Elles auront aussi à jouer un rôle de lanceur d’alerte si la relance devait se faire au détriment des objectifs de transition. Les Régions auront à cet égard un rôle clé à jouer, notamment parce qu’elles pourront co-présider les comités de région créés pour assurer le suivi territorial de la relance. Il pourrait d’ailleurs être utile que ce suivi soit appuyé sur des indicateurs d’impact environnementaux.
Défaut de lisibilité et d’ingénierie
Pour être efficace, la relance devra réussir à lever certains freins liés à sa difficile lisibilité et au manque d’ingénierie de certaines CT
L’un des biais du plan de relance est sans doute la grande diversité des mécanismes qui le composent. S’entremêlent ainsi des appels à projets, des fonds spécifiques, comme celui sur le recyclage des friches, des crédits aux mains des préfets ou contractualisés avec les exécutifs régionaux. Et, pour tous ces financements, aucun guichet unique n’a été prévu (au-delà de l’accessible site internet France Relance, ou du site https://aides-territoires.beta.gouv.fr/), l’ANCT devant pouvoir jouer, progressivement, ce rôle. On ressort de la lecture des mesures du plan avec une légère impression de fouillis.
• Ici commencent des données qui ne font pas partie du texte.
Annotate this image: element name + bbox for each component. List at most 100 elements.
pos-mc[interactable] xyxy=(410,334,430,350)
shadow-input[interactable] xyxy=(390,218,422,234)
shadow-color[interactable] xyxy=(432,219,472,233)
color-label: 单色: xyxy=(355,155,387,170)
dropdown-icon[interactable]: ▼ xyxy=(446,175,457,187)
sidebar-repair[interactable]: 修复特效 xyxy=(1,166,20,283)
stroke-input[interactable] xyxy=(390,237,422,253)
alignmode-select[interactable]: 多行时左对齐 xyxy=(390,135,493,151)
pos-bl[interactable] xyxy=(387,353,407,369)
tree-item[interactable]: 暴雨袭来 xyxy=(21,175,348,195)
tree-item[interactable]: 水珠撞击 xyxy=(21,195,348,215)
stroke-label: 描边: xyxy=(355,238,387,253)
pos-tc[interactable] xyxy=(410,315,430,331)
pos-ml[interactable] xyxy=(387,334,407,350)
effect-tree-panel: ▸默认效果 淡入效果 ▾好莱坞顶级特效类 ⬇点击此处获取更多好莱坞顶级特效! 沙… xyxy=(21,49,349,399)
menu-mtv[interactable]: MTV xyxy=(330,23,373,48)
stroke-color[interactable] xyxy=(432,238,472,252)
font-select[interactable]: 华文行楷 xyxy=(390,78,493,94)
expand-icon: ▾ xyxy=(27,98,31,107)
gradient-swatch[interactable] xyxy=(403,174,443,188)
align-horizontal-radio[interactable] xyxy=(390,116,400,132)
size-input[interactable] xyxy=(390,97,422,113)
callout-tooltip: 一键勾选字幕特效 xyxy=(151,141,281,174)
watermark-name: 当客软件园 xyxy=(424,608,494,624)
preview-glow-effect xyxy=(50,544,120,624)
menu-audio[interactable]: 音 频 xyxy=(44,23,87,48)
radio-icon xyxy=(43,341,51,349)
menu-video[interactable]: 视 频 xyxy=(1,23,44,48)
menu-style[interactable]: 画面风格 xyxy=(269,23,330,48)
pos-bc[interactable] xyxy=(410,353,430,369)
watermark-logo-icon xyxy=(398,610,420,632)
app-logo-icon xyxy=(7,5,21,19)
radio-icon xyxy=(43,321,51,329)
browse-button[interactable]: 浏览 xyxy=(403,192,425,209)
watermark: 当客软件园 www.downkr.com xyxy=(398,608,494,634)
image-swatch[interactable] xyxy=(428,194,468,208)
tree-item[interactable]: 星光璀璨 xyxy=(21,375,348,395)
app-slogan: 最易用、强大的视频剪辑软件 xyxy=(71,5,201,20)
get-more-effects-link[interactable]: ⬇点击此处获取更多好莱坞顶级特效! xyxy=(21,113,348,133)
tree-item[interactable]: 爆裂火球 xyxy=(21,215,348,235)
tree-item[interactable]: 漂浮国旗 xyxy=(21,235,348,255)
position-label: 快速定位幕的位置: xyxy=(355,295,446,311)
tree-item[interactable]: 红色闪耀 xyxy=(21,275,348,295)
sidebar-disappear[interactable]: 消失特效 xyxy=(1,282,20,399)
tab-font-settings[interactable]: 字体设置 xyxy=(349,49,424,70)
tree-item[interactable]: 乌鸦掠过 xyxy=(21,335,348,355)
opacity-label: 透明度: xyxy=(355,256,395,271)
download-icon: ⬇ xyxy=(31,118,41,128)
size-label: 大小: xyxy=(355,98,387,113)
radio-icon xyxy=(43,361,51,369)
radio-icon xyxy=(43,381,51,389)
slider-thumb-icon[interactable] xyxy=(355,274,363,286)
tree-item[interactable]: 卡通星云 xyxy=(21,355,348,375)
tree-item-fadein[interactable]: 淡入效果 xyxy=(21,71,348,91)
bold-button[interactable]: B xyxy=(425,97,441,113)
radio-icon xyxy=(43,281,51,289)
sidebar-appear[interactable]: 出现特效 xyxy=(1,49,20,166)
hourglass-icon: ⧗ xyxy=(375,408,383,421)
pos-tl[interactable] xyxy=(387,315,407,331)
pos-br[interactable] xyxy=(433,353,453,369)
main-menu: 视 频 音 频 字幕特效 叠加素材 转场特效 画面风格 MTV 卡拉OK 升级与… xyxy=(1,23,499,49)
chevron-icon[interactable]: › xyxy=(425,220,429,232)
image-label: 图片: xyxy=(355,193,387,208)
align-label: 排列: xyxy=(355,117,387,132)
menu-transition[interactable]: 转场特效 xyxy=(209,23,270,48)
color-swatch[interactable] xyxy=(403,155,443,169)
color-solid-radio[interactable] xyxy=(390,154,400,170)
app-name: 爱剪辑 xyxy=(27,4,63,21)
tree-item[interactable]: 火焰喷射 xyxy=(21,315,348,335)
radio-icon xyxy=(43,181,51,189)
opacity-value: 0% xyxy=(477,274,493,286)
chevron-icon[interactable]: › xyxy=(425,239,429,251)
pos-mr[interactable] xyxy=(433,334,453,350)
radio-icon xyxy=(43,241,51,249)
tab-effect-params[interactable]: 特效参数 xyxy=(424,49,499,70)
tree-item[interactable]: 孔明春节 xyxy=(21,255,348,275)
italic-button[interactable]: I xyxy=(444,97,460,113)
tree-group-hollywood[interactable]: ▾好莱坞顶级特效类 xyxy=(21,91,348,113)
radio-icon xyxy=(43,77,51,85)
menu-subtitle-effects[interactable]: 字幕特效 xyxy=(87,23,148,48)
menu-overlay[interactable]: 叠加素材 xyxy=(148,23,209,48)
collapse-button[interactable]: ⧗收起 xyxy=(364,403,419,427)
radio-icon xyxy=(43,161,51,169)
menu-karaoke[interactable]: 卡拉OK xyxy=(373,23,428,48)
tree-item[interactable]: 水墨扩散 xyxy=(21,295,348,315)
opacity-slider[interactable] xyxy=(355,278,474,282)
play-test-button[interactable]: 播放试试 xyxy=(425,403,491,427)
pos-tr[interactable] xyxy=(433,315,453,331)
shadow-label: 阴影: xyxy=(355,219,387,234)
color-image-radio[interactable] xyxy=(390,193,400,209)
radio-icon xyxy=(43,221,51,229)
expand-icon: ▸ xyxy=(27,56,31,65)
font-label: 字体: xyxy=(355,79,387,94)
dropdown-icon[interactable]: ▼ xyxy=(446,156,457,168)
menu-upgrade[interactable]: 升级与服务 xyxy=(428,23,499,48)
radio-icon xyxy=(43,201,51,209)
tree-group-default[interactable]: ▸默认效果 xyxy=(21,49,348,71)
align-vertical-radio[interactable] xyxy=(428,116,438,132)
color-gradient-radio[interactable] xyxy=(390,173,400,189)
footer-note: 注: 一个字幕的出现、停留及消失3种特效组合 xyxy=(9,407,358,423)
Ces mécanismes disparates et difficilement lisibles risquent de renforcer le sentiment, souvent ressorti des entretiens que nous avons menés avec des décideurs locaux, que les appels à projet ne bénéficient qu’à certaines collectivités (et toujours les mêmes) porteuses des grands projets et lauréates usuelles. C’est directement lié au manque d’ingénierie de certaines collectivités : toutes n’ont pas en interne les compétences techniques nécessaires à la poursuite de projets ambitieux ou même les ressources humaines dédiées à la veille en matière d’appels à projets. Des solutions existent cependant : Marie Dégremont, qui a réalisé une note pour France Stratégie sur la solidarité entre territoires, a par exemple proposé que pour être lauréat, chaque projet de grande collectivité puisse prévoir le soutien à une plus petite collectivité, comme le fait Brest.
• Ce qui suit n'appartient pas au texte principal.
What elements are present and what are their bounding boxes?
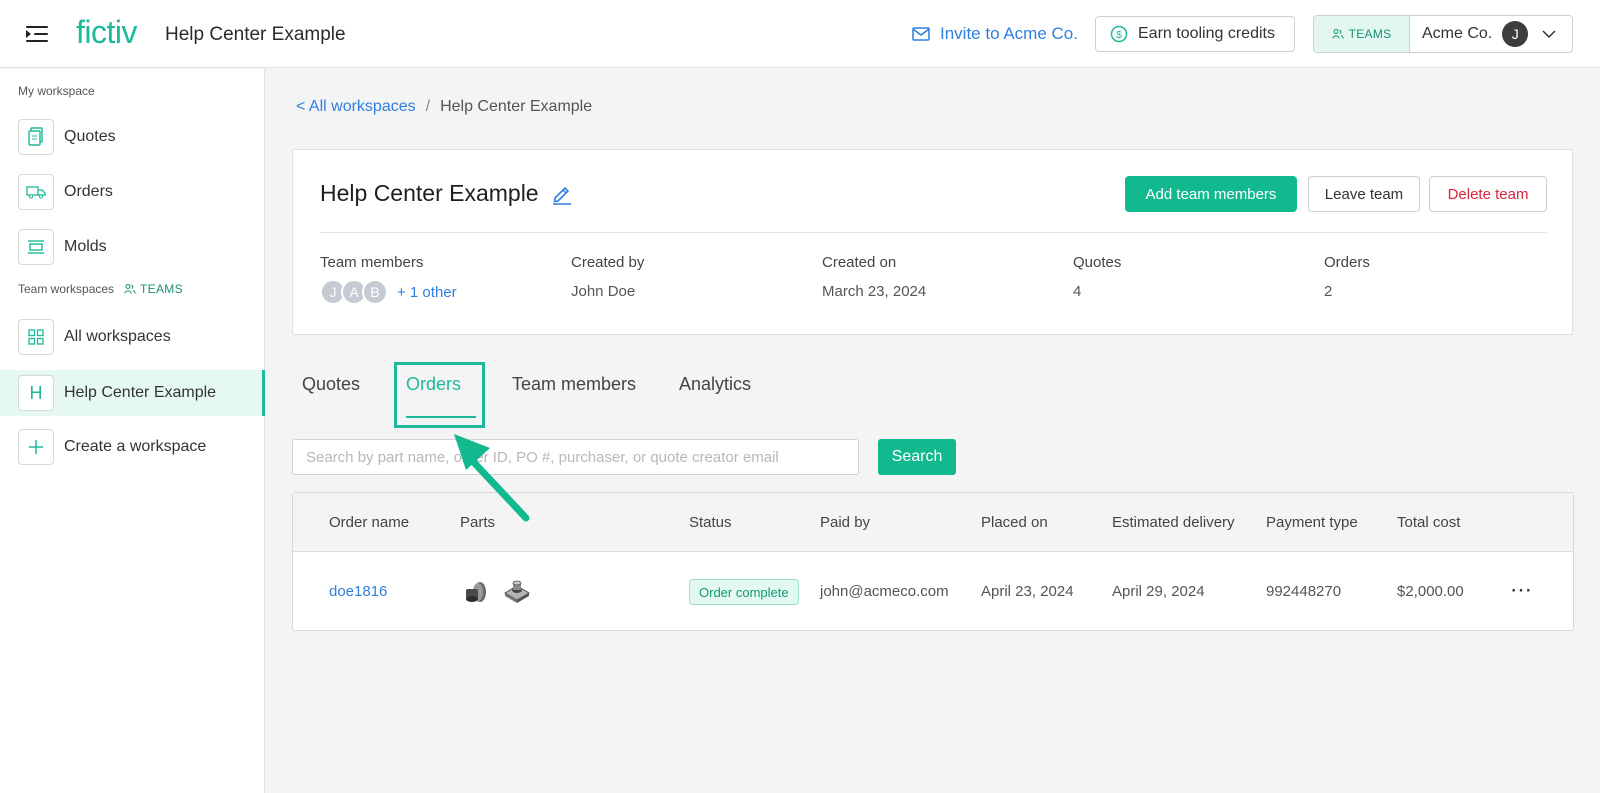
- breadcrumb: < All workspaces / Help Center Example: [296, 98, 592, 116]
- member-avatars: J A B + 1 other: [320, 279, 457, 305]
- tab-analytics[interactable]: Analytics: [679, 374, 751, 395]
- account-switcher[interactable]: TEAMS Acme Co. J: [1313, 15, 1573, 53]
- teams-tag: TEAMS: [124, 282, 183, 296]
- stat-orders: Orders 2: [1324, 254, 1370, 300]
- account-name: Acme Co.: [1422, 25, 1493, 42]
- edit-pencil-icon[interactable]: [551, 183, 573, 205]
- sidebar-item-label: Molds: [64, 238, 107, 255]
- column-header[interactable]: Estimated delivery: [1112, 514, 1235, 531]
- tab-quotes[interactable]: Quotes: [302, 374, 360, 395]
- sidebar-item-help-center-example[interactable]: H Help Center Example: [0, 370, 265, 416]
- stat-quotes: Quotes 4: [1073, 254, 1122, 300]
- search-input[interactable]: [292, 439, 859, 475]
- placed-on-cell: April 23, 2024: [981, 583, 1074, 600]
- mold-icon: [18, 229, 54, 265]
- mail-icon: [912, 27, 930, 41]
- plus-icon: [18, 429, 54, 465]
- stat-created-on: Created on March 23, 2024: [822, 254, 927, 300]
- tutorial-highlight-box: [394, 362, 485, 428]
- quotes-icon: [18, 119, 54, 155]
- top-navigation-bar: fictiv Help Center Example Invite to Acm…: [0, 0, 1600, 68]
- stat-team-members: Team members J A B + 1 other: [320, 254, 457, 305]
- estimated-delivery-cell: April 29, 2024: [1112, 583, 1205, 600]
- invite-link[interactable]: Invite to Acme Co.: [912, 24, 1078, 44]
- sidebar: My workspace Quotes Orders Molds Team wo…: [0, 69, 265, 793]
- my-workspace-heading: My workspace: [18, 84, 95, 98]
- grid-icon: [18, 319, 54, 355]
- sidebar-item-label: Orders: [64, 183, 113, 200]
- teams-icon: [1331, 29, 1344, 39]
- breadcrumb-separator: /: [425, 98, 431, 115]
- stat-created-by: Created by John Doe: [571, 254, 645, 300]
- page-title: Help Center Example: [320, 180, 573, 207]
- delete-team-button[interactable]: Delete team: [1429, 176, 1547, 212]
- column-header[interactable]: Payment type: [1266, 514, 1358, 531]
- sidebar-item-quotes[interactable]: Quotes: [0, 114, 265, 160]
- column-header[interactable]: Order name: [329, 514, 409, 531]
- sidebar-item-molds[interactable]: Molds: [0, 224, 265, 270]
- tab-team-members[interactable]: Team members: [512, 374, 636, 395]
- teams-chip: TEAMS: [1314, 16, 1410, 52]
- sidebar-item-label: All workspaces: [64, 328, 171, 345]
- annotation-arrow-icon: [454, 434, 530, 522]
- avatar: B: [362, 279, 388, 305]
- sidebar-item-orders[interactable]: Orders: [0, 169, 265, 215]
- menu-icon[interactable]: [26, 24, 50, 44]
- more-members-link[interactable]: + 1 other: [397, 284, 457, 301]
- sidebar-item-label: Create a workspace: [64, 438, 207, 455]
- invite-label: Invite to Acme Co.: [940, 24, 1078, 43]
- chevron-down-icon[interactable]: [1542, 29, 1556, 39]
- team-workspaces-heading: Team workspaces TEAMS: [18, 282, 183, 296]
- sidebar-item-label: Quotes: [64, 128, 116, 145]
- breadcrumb-back-link[interactable]: < All workspaces: [296, 98, 416, 116]
- column-header[interactable]: Placed on: [981, 514, 1048, 531]
- more-options-button[interactable]: ⋯: [1510, 577, 1533, 603]
- letter-h-icon: H: [18, 375, 54, 411]
- teams-icon: [124, 284, 136, 294]
- divider: [320, 232, 1547, 233]
- dollar-coin-icon: $: [1110, 25, 1128, 43]
- sidebar-item-label: Help Center Example: [64, 384, 217, 401]
- add-team-members-button[interactable]: Add team members: [1125, 176, 1297, 212]
- svg-text:$: $: [1116, 30, 1122, 41]
- column-header[interactable]: Status: [689, 514, 732, 531]
- status-badge: Order complete: [689, 579, 799, 605]
- column-header[interactable]: Paid by: [820, 514, 870, 531]
- breadcrumb-current: Help Center Example: [440, 98, 593, 115]
- column-header[interactable]: Total cost: [1397, 514, 1460, 531]
- search-button[interactable]: Search: [878, 439, 956, 475]
- fictiv-logo[interactable]: fictiv: [76, 14, 138, 51]
- order-name-link[interactable]: doe1816: [329, 583, 387, 600]
- sidebar-item-all-workspaces[interactable]: All workspaces: [0, 314, 265, 360]
- sidebar-item-create-workspace[interactable]: Create a workspace: [0, 424, 265, 470]
- earn-tooling-credits-button[interactable]: $ Earn tooling credits: [1095, 16, 1295, 52]
- avatar: J: [1502, 21, 1529, 47]
- truck-icon: [18, 174, 54, 210]
- total-cost-cell: $2,000.00: [1397, 583, 1464, 600]
- part-thumbnail-icon[interactable]: [462, 577, 490, 607]
- leave-team-button[interactable]: Leave team: [1308, 176, 1420, 212]
- part-thumbnail-icon[interactable]: [502, 577, 532, 607]
- paid-by-cell: john@acmeco.com: [820, 583, 949, 600]
- earn-label: Earn tooling credits: [1138, 25, 1275, 42]
- payment-type-cell: 992448270: [1266, 583, 1342, 600]
- app-title: Help Center Example: [165, 24, 346, 45]
- team-summary-card: Help Center Example Add team members Lea…: [292, 149, 1573, 335]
Relance à court terme, écologie de long terme
Plus largement, les temporalités de la relance et de l’écologie peuvent-elles faire bon ménage dans les CT ?
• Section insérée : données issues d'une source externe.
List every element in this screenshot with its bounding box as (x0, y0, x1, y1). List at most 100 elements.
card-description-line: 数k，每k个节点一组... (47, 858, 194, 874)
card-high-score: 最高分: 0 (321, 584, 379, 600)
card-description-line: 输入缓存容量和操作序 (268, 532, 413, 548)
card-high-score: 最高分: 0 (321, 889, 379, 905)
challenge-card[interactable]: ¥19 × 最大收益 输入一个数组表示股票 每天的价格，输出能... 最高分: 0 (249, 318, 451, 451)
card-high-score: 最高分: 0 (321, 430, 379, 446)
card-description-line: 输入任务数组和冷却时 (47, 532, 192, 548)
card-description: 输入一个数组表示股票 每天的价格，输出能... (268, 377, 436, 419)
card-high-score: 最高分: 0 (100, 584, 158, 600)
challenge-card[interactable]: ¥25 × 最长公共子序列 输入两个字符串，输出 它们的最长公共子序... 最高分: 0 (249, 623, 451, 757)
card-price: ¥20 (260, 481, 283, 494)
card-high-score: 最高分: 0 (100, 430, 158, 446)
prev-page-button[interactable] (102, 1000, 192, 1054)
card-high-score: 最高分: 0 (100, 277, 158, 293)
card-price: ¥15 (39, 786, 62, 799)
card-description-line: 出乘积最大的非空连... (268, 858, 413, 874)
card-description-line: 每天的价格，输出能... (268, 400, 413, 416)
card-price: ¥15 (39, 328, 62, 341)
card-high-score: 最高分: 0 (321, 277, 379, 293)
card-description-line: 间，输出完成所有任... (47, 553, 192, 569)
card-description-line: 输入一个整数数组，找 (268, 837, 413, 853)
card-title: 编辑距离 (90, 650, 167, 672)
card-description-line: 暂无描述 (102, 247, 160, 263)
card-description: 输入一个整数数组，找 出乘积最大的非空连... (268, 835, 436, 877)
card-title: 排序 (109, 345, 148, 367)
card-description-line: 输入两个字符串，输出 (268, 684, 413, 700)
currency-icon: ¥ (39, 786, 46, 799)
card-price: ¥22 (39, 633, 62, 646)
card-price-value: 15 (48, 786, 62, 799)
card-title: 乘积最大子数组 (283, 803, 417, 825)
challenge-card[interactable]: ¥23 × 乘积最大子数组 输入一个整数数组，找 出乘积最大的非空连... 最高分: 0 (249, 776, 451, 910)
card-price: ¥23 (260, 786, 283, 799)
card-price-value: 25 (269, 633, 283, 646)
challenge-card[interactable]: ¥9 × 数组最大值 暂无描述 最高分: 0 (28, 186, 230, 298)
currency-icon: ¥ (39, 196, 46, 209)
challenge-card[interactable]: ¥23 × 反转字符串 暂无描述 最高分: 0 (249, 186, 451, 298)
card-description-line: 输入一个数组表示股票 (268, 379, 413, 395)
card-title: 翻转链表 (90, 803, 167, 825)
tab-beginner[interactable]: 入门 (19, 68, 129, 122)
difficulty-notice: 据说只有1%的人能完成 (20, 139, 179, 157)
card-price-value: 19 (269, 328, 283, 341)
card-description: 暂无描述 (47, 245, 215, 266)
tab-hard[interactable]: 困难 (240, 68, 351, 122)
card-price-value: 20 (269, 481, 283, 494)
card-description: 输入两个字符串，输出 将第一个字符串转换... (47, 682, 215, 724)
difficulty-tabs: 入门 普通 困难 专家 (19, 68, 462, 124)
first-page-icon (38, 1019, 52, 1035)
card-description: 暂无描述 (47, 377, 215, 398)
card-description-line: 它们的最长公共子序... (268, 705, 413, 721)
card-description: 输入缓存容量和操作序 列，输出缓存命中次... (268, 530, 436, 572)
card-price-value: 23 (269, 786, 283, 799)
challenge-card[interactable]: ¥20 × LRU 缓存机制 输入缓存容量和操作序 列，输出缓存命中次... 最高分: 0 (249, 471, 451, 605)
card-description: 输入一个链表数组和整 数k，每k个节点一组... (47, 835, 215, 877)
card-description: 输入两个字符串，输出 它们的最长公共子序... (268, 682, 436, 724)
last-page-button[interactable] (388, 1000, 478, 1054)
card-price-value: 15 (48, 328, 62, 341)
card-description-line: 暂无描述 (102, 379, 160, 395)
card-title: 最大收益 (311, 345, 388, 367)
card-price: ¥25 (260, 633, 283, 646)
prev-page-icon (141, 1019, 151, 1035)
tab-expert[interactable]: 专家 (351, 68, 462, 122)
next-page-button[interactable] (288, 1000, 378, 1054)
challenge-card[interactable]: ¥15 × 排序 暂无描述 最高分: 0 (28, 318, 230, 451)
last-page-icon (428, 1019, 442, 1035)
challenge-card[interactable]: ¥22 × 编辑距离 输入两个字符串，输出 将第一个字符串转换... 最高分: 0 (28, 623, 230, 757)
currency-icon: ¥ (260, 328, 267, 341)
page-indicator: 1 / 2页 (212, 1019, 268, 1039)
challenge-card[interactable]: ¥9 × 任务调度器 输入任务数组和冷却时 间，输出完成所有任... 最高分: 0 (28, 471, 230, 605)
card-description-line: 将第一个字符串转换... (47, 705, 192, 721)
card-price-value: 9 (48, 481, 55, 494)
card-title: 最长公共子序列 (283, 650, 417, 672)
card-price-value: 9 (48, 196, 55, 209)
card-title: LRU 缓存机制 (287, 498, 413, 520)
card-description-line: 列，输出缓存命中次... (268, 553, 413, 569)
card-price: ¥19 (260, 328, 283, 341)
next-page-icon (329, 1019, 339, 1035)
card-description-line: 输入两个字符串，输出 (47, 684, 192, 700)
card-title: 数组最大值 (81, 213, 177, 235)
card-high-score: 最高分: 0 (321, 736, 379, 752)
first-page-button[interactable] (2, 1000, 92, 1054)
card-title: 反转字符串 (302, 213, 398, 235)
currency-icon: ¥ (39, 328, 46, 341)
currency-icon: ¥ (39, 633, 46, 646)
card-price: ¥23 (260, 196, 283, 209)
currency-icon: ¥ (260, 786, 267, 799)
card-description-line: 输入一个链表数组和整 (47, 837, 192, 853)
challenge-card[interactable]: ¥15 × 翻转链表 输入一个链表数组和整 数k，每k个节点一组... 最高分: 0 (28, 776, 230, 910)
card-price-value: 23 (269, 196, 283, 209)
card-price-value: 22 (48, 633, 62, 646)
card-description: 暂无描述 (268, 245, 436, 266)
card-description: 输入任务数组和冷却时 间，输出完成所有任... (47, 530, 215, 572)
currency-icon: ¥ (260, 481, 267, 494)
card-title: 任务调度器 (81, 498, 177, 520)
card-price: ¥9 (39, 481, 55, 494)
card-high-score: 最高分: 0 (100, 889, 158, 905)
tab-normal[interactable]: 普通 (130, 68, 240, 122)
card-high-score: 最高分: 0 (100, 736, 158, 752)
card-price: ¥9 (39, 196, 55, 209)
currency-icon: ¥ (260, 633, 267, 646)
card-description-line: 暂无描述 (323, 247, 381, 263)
Il y a d’abord la question de l’ambition écologique que l’on peut porter via des financements qui doivent avoir un impact tourné vers le court terme. L’urgence de la relance a également poussé Bercy à ne pas opter pour de l’éco-conditionnalité, mais plutôt pour une vérification ex-post des impacts écologiques des projets. Si l’on comprend le raisonnement économique, on peut légitimement se demander si une telle vérification systématique sera viable dans les territoires et suivie de mesures en cas d’impact défavorable avéré sur l’environnement.
Par le peu de temps que la relance laisse aux collectivités, il existe enfin un risque que le plan constitue surtout un effet d’aubaine (ce qui limiterait l’accélération de la transition) : ne bénéficieraient de ces financements que les collectivités qui avaient, de toute façon, décidé de financer des projets à teneur écologique par d’autres moyens, et dont les projets étaient déjà prêts à être financés. Charge aux nouveaux exécutifs et nouvelles équipes installées depuis juillet 2020 de passer à la vitesse supérieure, malgré le contexte, pour traduire les promesses de campagne dans le plan de mandat.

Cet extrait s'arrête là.